Im Zusammenhang mit unserer Arbeit ist die Kooperation mit Frau Dr. Gabriel und ZÄ Petermann besonders hervorzuheben. Uns Studentinnen wurde aus Gründen des Selbstschutzes, bedingt durch fehlende Routine und der erhöhten Infektionsgefahr, von der Behandlung von Patienten abgeraten. Dies erklärt, weshalb unsere Aufgabe in der Prophylaxearbeit lag. Daher freuten wir uns über die Gelegenheit, Schulkinder mit Behandlungsbedarf den Zahnärztinnen vorstellen zu können. Leider war es ihnen aufgrund fehlender oder defekter technischer Ausstattung nur bedingt möglich, kariöse Zähne adäquat zu behandeln. Konnte die Kariesfreiheit mit dem Handexkavator nicht erreicht werden, blieb ihnen nur das Belassen kariöser Restsubstanz oder bei akuten Schmerzen der Griff zur Zange. Für kommende Projekte bleibt festzuhalten, dass eine funktionierende Einheit, oder das Bereitstellen einer mobilen Einheit eine wichtige Voraussetzung für die Arbeit vor Ort darstellen. Neben Kidugala besuchten wir eine weitere Schule und Ausbildungsstätte für Krankenschwestern in Ilembula.
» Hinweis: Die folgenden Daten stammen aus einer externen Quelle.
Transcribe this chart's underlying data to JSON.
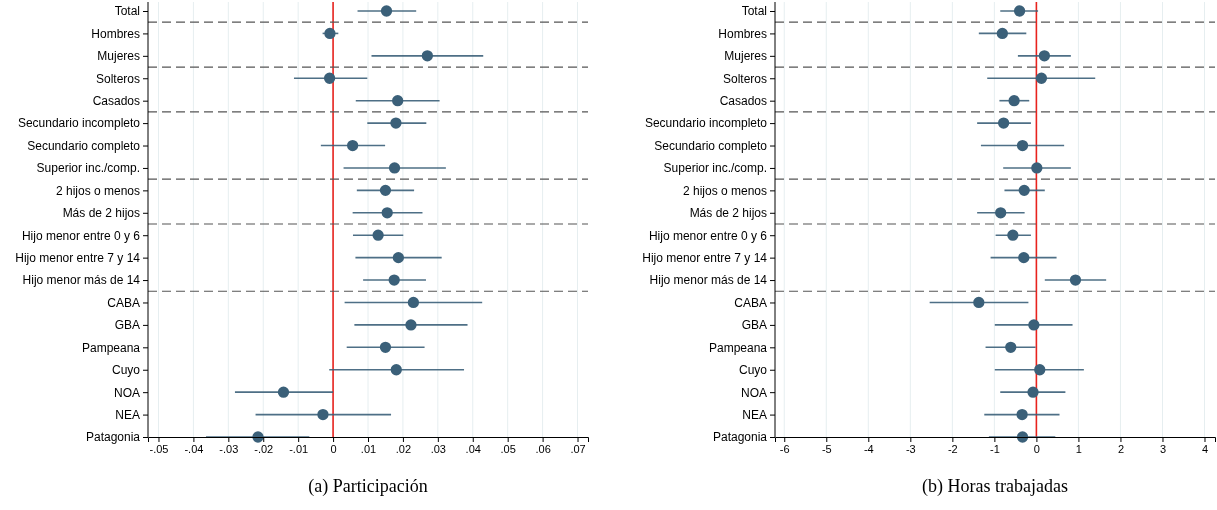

An den Wochenenden nutzten wir in unserer Freizeit die Gelegenheit, um mit unseren freundlichen Gastgebern die Umgebung zu erkunden. Durch die Möglichkeit, einen vierstündigen Gottesdienst am Sonntag zu besuchen, konnten wir weitere Einblicke in die Lebensweise und Kultur der Menschen gewinnen. Mit vielen positiven Eindrücken, neuen Erfahrungen und unvergesslichen Erlebnissen stiegen wir Ende September 2016 in den Flieger Richtung Heimat.

Abschließend möchten wir uns recht herzlich für die warmherzige Betreuung und Stütze vor Ort, die Hilfestellung durch die Sponsoren sowie bei unserer Zahnklinik für die Möglichkeit, an diesem Projekt teilzunehmen, bedanken.